One party went out to search for a large river, said to be found somewhere in the west. Though the soldiers found a few isolated villages, most of Arizona seemed uninhabited. For nearly a month they plodded westward through this flat and monotonous country until they stood staring wonderingly into the yawning expanse of the Grand Canyon. Before them, too, lay the mighty Colorado River, only there was no way to reach it. For days they tried to find a way down the jagged, rocky canyon walls, but were unable to reach the bottom. The Indian guides warned them that the next water in this country lay three to four days away, and the Spaniards reluctantly turned back to the main force. Behind them, the Grand Canyon lay peaceful, undisturbed by white men for another two hundred years.
While Coronado’s parties searched the countryside, there arrived at the pueblo some Indians from another town, dressed in bison hides and bison-horn headgear. These hides interested the Spaniards intensely, and the Indians tried as best as they could to describe the animals, even making some drawings to be taken back to Mexico. The puzzled Spaniards finally concluded that they must be cows with hair like a lion’s, and they called them vacas de Cibalo; cibalo, in fact, is still the Spanish word for the American bison.
One of Coronado’s expeditions had meanwhile penetrated deep into New Mexico, past the Acoma Pueblo to Cicuye on the Pecos River, about thirty miles southeast from today’s Santa Fe. There the Spaniards met an Indian slave, “a native of the farthest interior,” possibly a Pawnee. This Indian spun marvelous tales of his native land, which lay far north of the Pueblo country and which he called Quivera. At first the Spaniards had hoped he would guide them to the vast buffalo herds about which they had become very curious, but once they heard his fanciful stories, “they did not care to look for the cattle anymore.”
Coronado, too, listened eagerly to these stories, and though all the other Indians declared that Quivera existed only in the slave’s imagination, the Spaniards chose to believe him anyway. In the spring of 1541, the entire force set out once again in pursuit of yet another tall tale.
As the Spaniards moved eastward through New Mexico, they now encountered the first of the great buffalo herds of the Plains. A few days later, near the Texas border, they met Indians who called themselves Querechos – the first of many encounters between white men and Plains Indians. The Indians, probably Apaches or Tonkowas, lived in their tents of bison hides and followed the great herds wherever they went; they had not yet any horses, of course, and all their belongings were carried or pulled along by dogs. The Plains Indians moved on peacefully, and Coronado’s men had witnessed what few white men were ever to see – a classic picture of the Plains Indians’ life, as yet completely untouched by European influences.
Trouble began as soon as the troops moved out into the prairieland.
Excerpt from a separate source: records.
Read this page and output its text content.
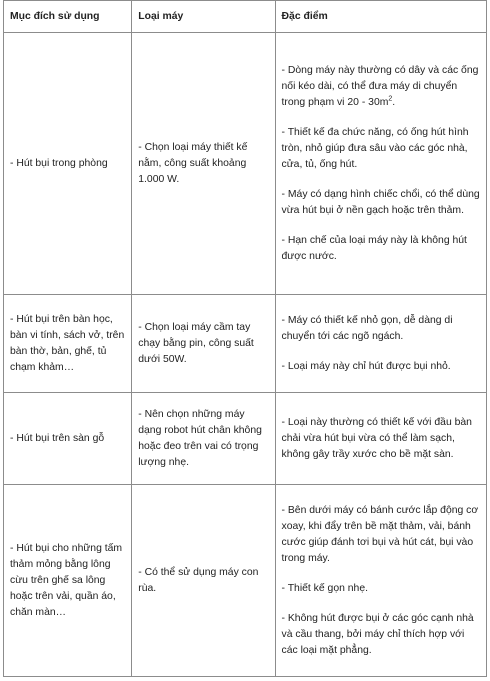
Mục đích sử dụng	Loại máy	Đặc điểm
- Hút bụi trong phòng	- Chọn loại máy thiết kế nằm, công suất khoảng 1.000 W.	- Dòng máy này thường có dây và các ống nối kéo dài, có thể đưa máy di chuyển trong phạm vi $20 - 30m^2$.

- Thiết kế đa chức năng, có ống hút hình tròn, nhỏ giúp đưa sâu vào các góc nhà, cửa, tủ, ống hút.

- Máy có dạng hình chiếc chổi, có thể dùng vừa hút bụi ở nền gạch hoặc trên thảm.

- Hạn chế của loại máy này là không hút được nước.

- Hút bụi trên bàn học, bàn vi tính, sách vở, trên bàn thờ, bản, ghế, tủ chạm khảm…	- Chọn loại máy cầm tay chạy bằng pin, công suất dưới 50W.	- Máy có thiết kế nhỏ gọn, dễ dàng di chuyển tới các ngõ ngách.

- Loại máy này chỉ hút được bụi nhỏ.

- Hút bụi trên sàn gỗ	- Nên chọn những máy dạng robot hút chân không hoặc đeo trên vai có trọng lượng nhẹ.	- Loại này thường có thiết kế với đầu bàn chải vừa hút bụi vừa có thể làm sạch, không gây trầy xước cho bề mặt sàn.

- Hút bụi cho những tấm thảm mỏng bằng lông cừu trên ghế sa lông hoặc trên vải, quần áo, chăn màn…	- Có thể sử dụng máy con rùa.	- Bên dưới máy có bánh cước lắp động cơ xoay, khi đẩy trên bề mặt thảm, vải, bánh cước giúp đánh tơi bụi và hút cát, bụi vào trong máy.

- Thiết kế gọn nhẹ.

- Không hút được bụi ở các góc cạnh nhà và cầu thang, bởi máy chỉ thích hợp với các loại mặt phẳng.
Except for the teepees of occasional nomadic Indians, this country had no landmarks at all – no streams, no trees, no bushes, not even stones. The deep prairie grass covered everything, and as far as the Spaniards could see, there was only flat expanse of grass, stretching from horizon to horizon. There was no way to determine directions, and sometimes the entire expedition was forced to halt until sunset before they could tell east from west. If men got lost, they could not even follow their comrades’ tracks, for the trampled grass soon stood up again as clean and as straight as before.
And there were still larger herds of buffalo, so incredibly large that, as Coronado later reported to his king, “. . . traveling over the plains, there was not a single day until my return that I lost sight of them.” Once, when the Spaniards frightened the always nervous animals, they witnessed the full fury of a stampede. Thousands of animals dashed toward a ravine, and “so many cattle fell in that it was filled, and the rest of the cattle crossed over them.”
As the Spaniards moved into Oklahoma, they were relieved to find a more pleasant country, but the local Indians, the Tejas, could not confirm the tales of gold and silver. On the contrary, they declared, it was doubtful whether they could even find enough food and water in the land of Quivera. But the Spaniards clung desperately to their last glimmers of hope, and for another month marched on through the seemingly endless Plains, until even the most stubborn among them was ready to give up. They had reached Quivera, the rich black soil of Kansas; they had now come nearly 2,500 miles from Mexico, yet nowhere had they seen even so much as a trace or a hint of any cities, much less of gold or any other treasures. The Indians of Quivera lived in simple grass huts, and it was these people who finally convinced the white men that ahead lay only more of the same. There was no sense in going any farther.